If a coronal mass ejection knocked out the entire power grid, it could be catastrophic. In the blink of an eye, much of humanity is catapulted back a century or two, technologically. Massive die-offs ensue as food production dives, waste management disintegrates and water distribution and communication networks fail.
But some experts think Kappenman’s apocalyptic vision might be overwrought. In a study commissioned by the U.S. Department of Homeland Security, the independent advisory group of scientists called JASON concluded that there are ways to mitigate the power grid’s vulnerability to coronal mass ejections. Finland, for example, has implemented special transformers that allow its electrical grid to deal with geomagnetic storms; after the 1989 blackout, Canada’s Hydro Quebec installed equipment designed to limit a similar situation.
“Because mitigation has not been widely applied to the U.S. electric grid, severe damage is a possibility, but a rigorous risk assessment has not been done,” the JASON report says. “We are not convinced that the worst-case scenario… is plausible.”
If there was a big solar flareup, there’s a decent chance it would occur on a side of the sun facing away from Earth and not affect us. Plus, we’d have a little bit of warning.

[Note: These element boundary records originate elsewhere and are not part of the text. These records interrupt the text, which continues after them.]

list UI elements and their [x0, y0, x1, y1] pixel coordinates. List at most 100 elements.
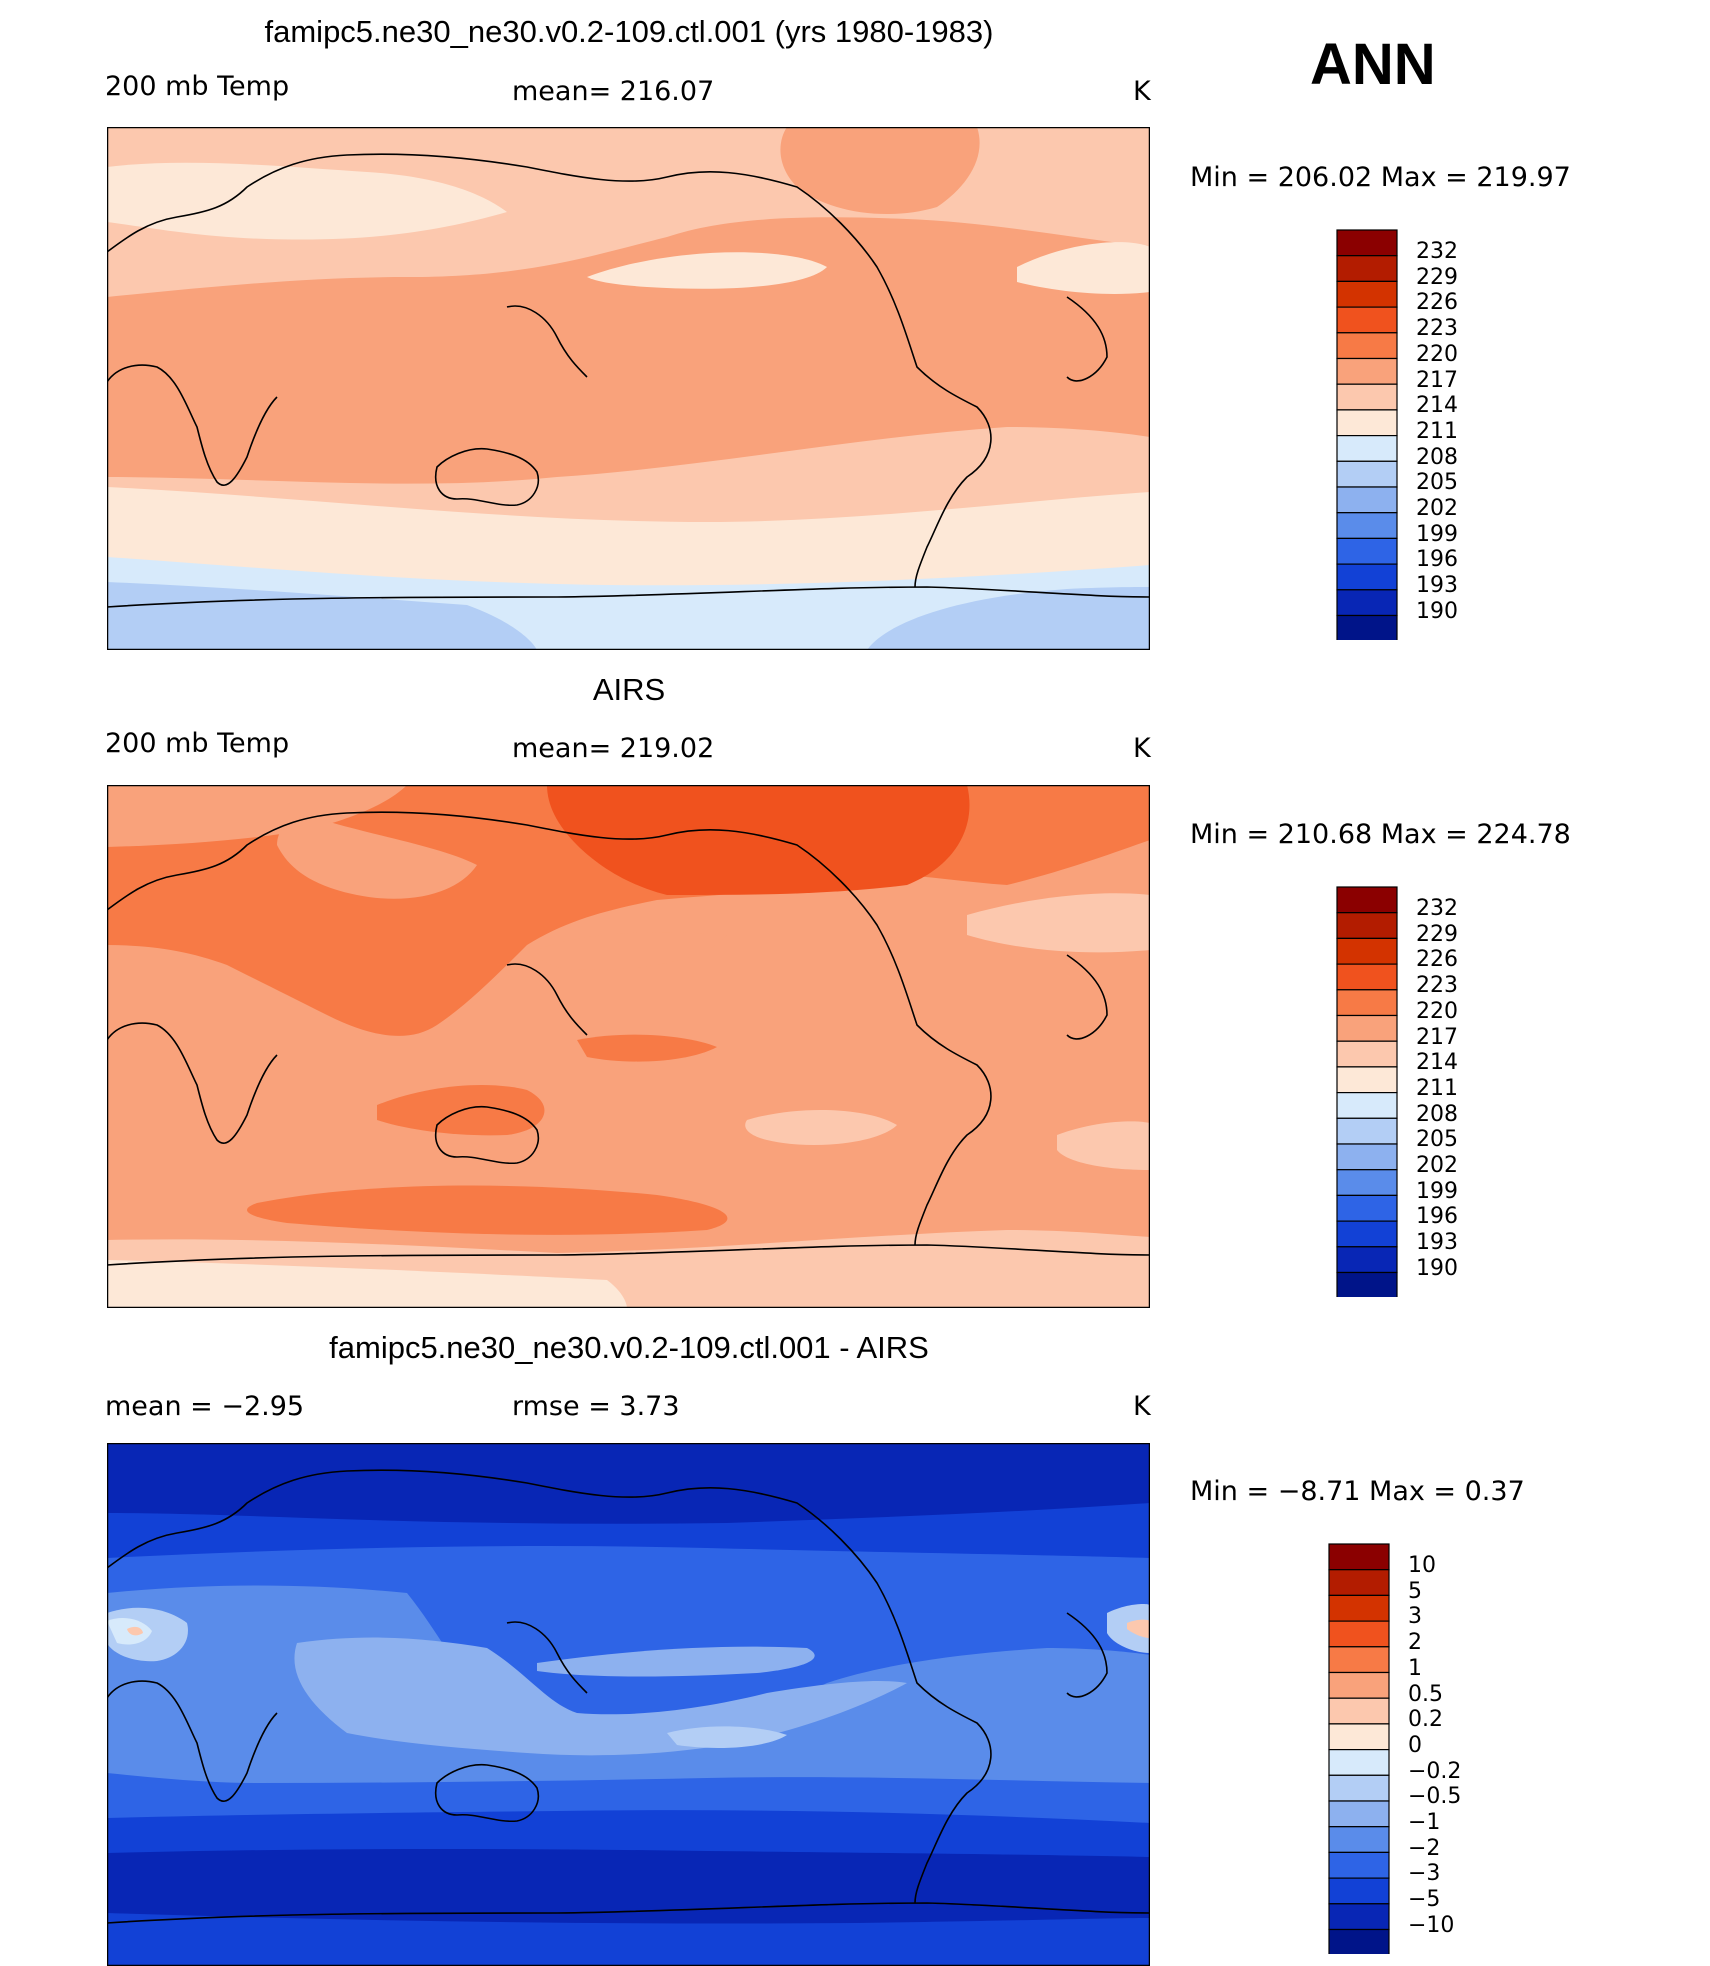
panel-obs-mean: mean= 219.02 [512, 733, 715, 764]
colorbar-label: 2 [1408, 1630, 1422, 1656]
colorbar-swatch [1328, 1569, 1390, 1597]
colorbar-label: 208 [1416, 444, 1458, 470]
colorbar-label: 10 [1408, 1553, 1436, 1578]
colorbar-swatch [1336, 255, 1398, 283]
colorbar-label: 220 [1416, 998, 1458, 1024]
colorbar-swatch [1328, 1646, 1390, 1674]
colorbar-swatch [1336, 280, 1398, 308]
colorbar-swatch [1328, 1851, 1390, 1879]
colorbar-label: 0 [1408, 1732, 1422, 1758]
colorbar-swatch [1336, 332, 1398, 360]
colorbar-label: 211 [1416, 1075, 1458, 1101]
colorbar-label: 205 [1416, 1127, 1458, 1153]
colorbar-swatch [1336, 306, 1398, 334]
colorbar-swatch [1328, 1774, 1390, 1802]
colorbar-label: 190 [1416, 1255, 1458, 1281]
colorbar-swatch [1336, 1040, 1398, 1068]
colorbar-swatch [1336, 912, 1398, 940]
colorbar-label: 3 [1408, 1604, 1422, 1630]
colorbar-label: −1 [1408, 1810, 1441, 1835]
colorbar-label: −3 [1408, 1861, 1441, 1887]
colorbar-label: 0.5 [1408, 1681, 1443, 1707]
colorbar-swatch [1336, 963, 1398, 991]
colorbar-swatch [1328, 1928, 1390, 1954]
colorbar-swatch [1328, 1620, 1390, 1648]
colorbar-swatch [1336, 1066, 1398, 1094]
colorbar-swatch [1336, 1092, 1398, 1119]
panel-diff-minmax: Min = −8.71 Max = 0.37 [1190, 1476, 1525, 1507]
panel-diff-title: famipc5.ne30_ne30.v0.2-109.ctl.001 - AIR… [329, 1330, 929, 1365]
colorbar-swatch [1336, 1246, 1398, 1274]
colorbar-swatch [1336, 512, 1398, 540]
colorbar-label: 205 [1416, 470, 1458, 496]
colorbar-swatch [1336, 614, 1398, 640]
colorbar-label: 229 [1416, 264, 1458, 290]
panel-obs-variable: 200 mb Temp [105, 728, 290, 759]
colorbar-swatch [1328, 1697, 1390, 1725]
colorbar-swatch [1336, 435, 1398, 462]
colorbar-label: 232 [1416, 896, 1458, 921]
colorbar-label: 196 [1416, 1204, 1458, 1230]
colorbar-label: 5 [1408, 1578, 1422, 1604]
colorbar-label: −2 [1408, 1835, 1441, 1861]
colorbar-label: 223 [1416, 316, 1458, 342]
colorbar-label: 202 [1416, 1153, 1458, 1178]
colorbar-label: −5 [1408, 1887, 1441, 1913]
colorbar-swatch [1336, 886, 1398, 914]
colorbar-swatch [1336, 1143, 1398, 1171]
panel-diff-mean: mean = −2.95 [105, 1391, 305, 1422]
colorbar-label: 226 [1416, 947, 1458, 973]
colorbar-swatch [1328, 1723, 1390, 1751]
map-diff [107, 1443, 1150, 1966]
colorbar-swatch [1336, 1117, 1398, 1145]
colorbar-swatch [1328, 1826, 1390, 1854]
colorbar-swatch [1328, 1877, 1390, 1905]
colorbar-label: −0.2 [1408, 1758, 1462, 1784]
colorbar-label: −10 [1408, 1912, 1455, 1938]
map-model [107, 127, 1150, 650]
colorbar-label: 226 [1416, 290, 1458, 316]
colorbar-swatch [1336, 1014, 1398, 1042]
colorbar-swatch [1336, 460, 1398, 488]
map-obs [107, 785, 1150, 1308]
panel-diff-rmse: rmse = 3.73 [512, 1391, 680, 1422]
panel-obs-units: K [1133, 733, 1151, 764]
colorbar-label: 199 [1416, 1178, 1458, 1204]
colorbar-label: −0.5 [1408, 1784, 1462, 1810]
panel-model-mean: mean= 216.07 [512, 76, 715, 107]
colorbar-swatch [1336, 383, 1398, 411]
colorbar-swatch [1336, 229, 1398, 257]
colorbar-model [1335, 228, 1455, 640]
colorbar-label: 232 [1416, 239, 1458, 264]
colorbar-label: 190 [1416, 598, 1458, 624]
colorbar-label: 214 [1416, 1050, 1458, 1076]
panel-model-units: K [1133, 76, 1151, 107]
colorbar-label: 208 [1416, 1101, 1458, 1127]
colorbar-label: 199 [1416, 521, 1458, 547]
colorbar-label: 217 [1416, 1024, 1458, 1050]
colorbar-swatch [1328, 1671, 1390, 1699]
colorbar-label: 217 [1416, 367, 1458, 393]
colorbar-label: 196 [1416, 547, 1458, 573]
panel-model-title: famipc5.ne30_ne30.v0.2-109.ctl.001 (yrs … [264, 14, 994, 49]
colorbar-label: 214 [1416, 393, 1458, 419]
colorbar-swatch [1336, 1194, 1398, 1222]
season-label: ANN [1310, 32, 1436, 97]
colorbar-swatch [1336, 357, 1398, 385]
colorbar-label: 211 [1416, 418, 1458, 444]
colorbar-swatch [1328, 1749, 1390, 1776]
colorbar-swatch [1336, 989, 1398, 1017]
colorbar-label: 202 [1416, 496, 1458, 521]
colorbar-swatch [1336, 563, 1398, 591]
colorbar-label: 223 [1416, 973, 1458, 999]
colorbar-swatch [1336, 537, 1398, 565]
colorbar-obs [1335, 885, 1455, 1297]
colorbar-label: 193 [1416, 1230, 1458, 1256]
colorbar-label: 193 [1416, 573, 1458, 599]
colorbar-swatch [1336, 589, 1398, 617]
colorbar-label: 1 [1408, 1655, 1422, 1681]
colorbar-swatch [1336, 1271, 1398, 1297]
colorbar-swatch [1328, 1543, 1390, 1571]
colorbar-swatch [1336, 486, 1398, 514]
panel-model-minmax: Min = 206.02 Max = 219.97 [1190, 162, 1571, 193]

While the flares take just under nine minutes to reach Earth (same as sunlight), the coronal mass ejections lag behind by a couple of days. At least there might be some time to prepare for the worst.
“There’s always the chance of a big storm, and the potential consequences of a big storm has everyone on the edge of their seats,” William Murtagh, a program coordinator for the the National Oceanic and Atmospheric Administration’s Space Weather Prediction Center told the New York Times in March.